Let me think, let me get this all straight for you.
I went to my appointment on thursday afternoon in a building that my father and i both agreed seemed very post-apocalyptic, floor to ceiling glass for 8 stories. Leather sofas repeating floor after floor.
I was a bucket of nerves, had been for at least a week. All butterflies and irritable.
I filled out some forms at the "Mouth and Mucosa" clinic. Trying desperately to ignore those words, instead having them repeat in my mind over and over.
mouth and mucosa. mouth and mucosa. mouth and mucosa. mouth and mucosa.
The exam room was unremarkable, just like any other dentist office. I waited as medical students darted past the doorway, making deliberate sideways glances at me.
The doctor came in and we went over my referral, yada yada, boring. He has me put those coat hanger things on the sides of my mouth and pull it open like a turkey ready to be stuffed. They examined me using words like "very interesting." They took pictures with normal light, blue light and with my mouth died blue. Then they asked me to participate in a study, i said yes, which meant more scraping and taking of tissue and cells.
Then it was done. mouth and mucosa. mouth and mucosa.
It was done and the doctor sat down to talk to me. I am going to explain this as best i can. It is a little confusing and i have two doctors in my family helping me wrap my head around medical technology.

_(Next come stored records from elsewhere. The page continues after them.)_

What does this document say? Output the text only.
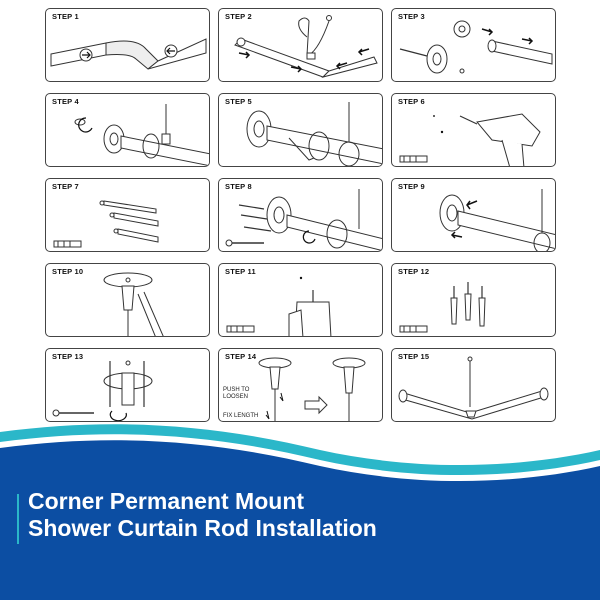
STEP 1	STEP 2	STEP 3
STEP 4	STEP 5	STEP 6
STEP 7	STEP 8	STEP 9
STEP 10	STEP 11	STEP 12
STEP 13	STEP 14
PUSH TO
LOOSEN
FIX LENGTH
STEP 15
Corner Permanent Mount
Shower Curtain Rod Installation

I don't have cancer. Good news. What i do have is some high-risk cell abnormality in my mouth that can be termed "dysplasia." How i understand it is thinking of a line. If "A" is a healthy mouth and "C" is cancer i am sitting at "B." I will never be an "A" again because to remove the abnormal cells surgically would result in a serious speech impairment or with lasers a high risk of aggravating underlying cells into becoming cancerous. So, the concern is that i have high risk cell abnormality and i am on a line that leads to cancer and that i am extremely young to have dysplasia in my mouth. The doctors have no concrete idea of what the rate of crossover to cancer is for this condition, hence the "Study" that i am participating in.
What does all of this mean? Well, it means that for the rest of my life i will hop on the ferry every three months and go through that same photo, photo, photo, scrape, scrape routine. I will be followed very closely and just wait and see.
Somewhat frustrating and somewhat a relief.
Thanks for all your thoughts, well wishes and prayers. I am heading home tomorrow and will begin my new years.